Dans son dernier titre Yasser, issu de la série Enfant du destin, le rappeur Médine retrace le parcours d'un jeune migrant qui a péri durant une traversée pour l'Angleterre. Nous l'avons rencontré sur la plage de Calais, pour évoquer le drame du 24 novembre 2021 et son engagement.
"Le bateau fait que d’caler, sur les plages du Pas-de-Calais". Dans sa dernière chanson issue de la série Enfant du destin, le rappeur Médine dépeint le portrait d’un jeune Soudanais de 17 ans qui a fui son pays en guerre pour rejoindre l’Angleterre.
Arrivé à Calais, Yasser paie un passeur mais son embarcation de fortune chavire. Une trentaine de personnes perdent la vie. Un texte puissant, qui résonne avec le drame du 24 novembre 2021.
"J’suis là pour retenter ma chance, jusqu’aux portes de la Manche"
Yasser a passé deux années sur les routes après avoir fui son pays en guerre, direction l’Angleterre, pour trouver "une femme, un toit, un taf, rien qu’une life un peu plus stable". Au travers de cette histoire chantée en partie à la première personne du singulier, Médine explore les différentes étapes du voyage forcé de son personnage : ses craintes, les passeurs, sa traversée de la Méditerranée, son arrivée tumultueuse en Espagne puis un voyage en train jusque Calais où il survit sous une tente.
"J’suis là pour retenter ma chance, jusqu’aux portes de la Manche", chante le rappeur. Jusqu’au jour où il embarque sur un bateau de fortune après avoir payé 3 000 euros à un "trafiquant d’humains".
Parmi la trentaine de "fuyards" sur le smallboat, des enfants et des femmes. La météo est terrible.
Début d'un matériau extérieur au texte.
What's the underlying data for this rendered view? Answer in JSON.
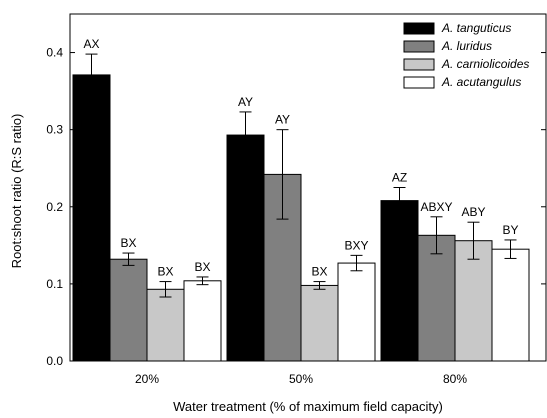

Après plusieurs heures en mer, l’embarcation chavire. "Les enfants pleurent, les mamans crient". Malgré les appels aux secours français et anglais qui se renvoient la balle, personne ne vient les sauver.
Yasser sera finalement repêché dans le port de Calais, avec "une trentaine de corps exhumés d’un cimetière bleuté".
Une histoire inspirée du drame du 24 novembre 2021 à Calais
L’histoire de Yasser a été inventée par Médine. Mais elle résonne volontairement avec le drame du 24 novembre 2021.
Cette nuit-là, 33 migrants – parmi lesquels 6 femmes dont une enceinte et plusieurs enfants - se sont retrouvés livrés à eux-mêmes dans les eaux froides et dangereuses du détroit du Pas-de-Calais, aux confins de la Manche et de la mer du Nord.
Malgré les appels au secours des naufragés – retranscrits dans une enquête glaçante du journal Le Monde mettant en cause les secours français – personne n’est intervenu. 27 corps ont été repêchés, 4 ont disparu. Deux jeunes hommes ont miraculeusement survécu après avoir passé plus de dix heures en mer.
Pourquoi avoir voulu mettre en lumière ce drame dans une chanson ? Quelle relation existe entre le rappeur, originaire du Havre, et la Manche ? Comment s'est-il documenté pour raconter l’histoire de Yasser ? Médine a accepté de répondre à nos questions sur la plage de Calais. Un entretien retranscrit dans cet article qui sera diffusé dans une émission exceptionnelle diffusée un an après le naufrage le plus meurtrier de l’histoire de la Manche. Rendez-vous ce mercredi 23 novembre à 21h10 sur France 3 Hauts-de-France pour découvrir Calais, ville frontière – 30 ans de crise migratoire.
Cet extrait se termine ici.